Energy stocks lead US equities higher

US stocks retreated on Thursday led by telecommunications stocks, financials and consumer discretionary sectors. The dollar fell on the back of sharp euro rise as the European Central Bank left policy unchanged: the live dollar index data show the ICE US Dollar index, a measure of the dollar’s strength against a basket of six rival currencies, fell 0.8% to 91.523. Dow Jones industrial average lost 0.1% closing at 21784.78 with shares of Walt Disney and Goldman Sachs the biggest decliners. The S&P 500 slipped 0.1% settling at 2465.10. The Nasdaq index managed to gain 0.1% closing at 6397.37.

The confirmation of his support for another rate hike this year by New York Fed President William Dudley did little to support the dollar and Treasury yields.

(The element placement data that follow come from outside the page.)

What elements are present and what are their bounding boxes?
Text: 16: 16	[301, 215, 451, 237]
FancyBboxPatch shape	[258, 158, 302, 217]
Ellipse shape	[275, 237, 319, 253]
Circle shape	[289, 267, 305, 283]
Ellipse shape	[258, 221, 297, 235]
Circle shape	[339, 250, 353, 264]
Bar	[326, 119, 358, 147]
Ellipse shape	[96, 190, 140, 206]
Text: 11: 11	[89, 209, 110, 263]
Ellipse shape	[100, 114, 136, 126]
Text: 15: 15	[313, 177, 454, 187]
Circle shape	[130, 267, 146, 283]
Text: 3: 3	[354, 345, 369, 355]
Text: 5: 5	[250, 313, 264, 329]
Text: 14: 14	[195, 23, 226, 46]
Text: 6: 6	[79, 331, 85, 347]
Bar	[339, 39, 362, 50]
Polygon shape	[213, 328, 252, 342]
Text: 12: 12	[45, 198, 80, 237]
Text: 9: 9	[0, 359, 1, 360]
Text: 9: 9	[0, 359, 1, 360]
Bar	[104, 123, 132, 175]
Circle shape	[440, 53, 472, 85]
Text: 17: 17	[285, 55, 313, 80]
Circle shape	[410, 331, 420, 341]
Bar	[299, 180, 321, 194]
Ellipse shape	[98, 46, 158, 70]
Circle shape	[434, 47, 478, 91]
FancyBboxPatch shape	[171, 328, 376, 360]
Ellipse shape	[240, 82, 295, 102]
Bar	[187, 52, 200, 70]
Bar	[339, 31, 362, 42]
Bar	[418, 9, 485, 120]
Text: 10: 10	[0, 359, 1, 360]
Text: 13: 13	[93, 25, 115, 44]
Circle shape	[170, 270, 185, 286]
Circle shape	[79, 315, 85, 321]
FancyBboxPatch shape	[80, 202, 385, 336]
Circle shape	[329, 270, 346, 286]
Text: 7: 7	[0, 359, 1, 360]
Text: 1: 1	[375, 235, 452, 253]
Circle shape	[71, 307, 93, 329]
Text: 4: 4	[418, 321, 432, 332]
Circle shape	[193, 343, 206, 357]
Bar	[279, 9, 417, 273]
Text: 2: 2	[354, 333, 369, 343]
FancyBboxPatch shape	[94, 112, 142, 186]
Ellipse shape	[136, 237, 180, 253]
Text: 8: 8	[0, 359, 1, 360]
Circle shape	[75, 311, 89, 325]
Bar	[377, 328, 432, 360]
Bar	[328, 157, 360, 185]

Dudley mentioned easier financial conditions and higher expected inflation as recent weakness in the dollar should lead to firmer prices on imported goods among the reasons for need to continue rate hikes. He also supported the decision to start shrinking Federal Reserve’s $4.5 trillion balance sheet. Cleveland Fed President Loretta Mester, a non voting member of Fed’s policy committee, said she backs a gradual increase of interest rates too.

DJI

 

Growth upgrade supports European indices

European stock indices advanced on Thursday on stronger euro-zone growth report. Euro-zone economy expanded 2.6% in the second quarter, up from the 2.5% rate of growth Eurostat estimated earlier. Both euro and < em> British Pound extended gains against the dollar. The Stoxx Europe 600 closed 0.3% higher. Germany’s DAX 30 outperformed gaining 0.7% to 12296.63. France’s CAC 40 added 0.3% and UK’s FTSE 100 rose 0.3% to 7396.98. Indices opened 0.3% – 0.4% lower today.

Asian markets mixed

Asian stock indices are mostly lower today with investors refraining from big bets ahead of North Korea holiday on Saturday. Many traders expect Pyongyang may launch another missile on Founder’s Day anniversary. Nikkei fell 0.6% to 19274.82 as yen hit 10-month high against the dollar. Markets shrugged off the report Japan’s Q2 GDP was downgrade to an annualized rate of 2.5% from an initial estimate of 4.0%. Chinese stocks are mixed: the Shanghai Composite Index is little changed while Hong Kong’s Hang Seng Index is 0.4% higher. Australia’s All Ordinaries Index is 0.3% lower as the Australian dollar continues the rally against the greenback.

Oil rising

Oil futures prices are inching higher as Hurricane Irma is heading for Florida. Market participants are concerned the damage from Hurricane Harvey was bigger than expected. Prices rose yesterday despite a US official report domestic crude inventories climbed 4.6 million barrels last week. Brent for November settlement rose 0.5% to end the session at $54.49 a barrel on the London-based ICE Futures exchange on Thursday.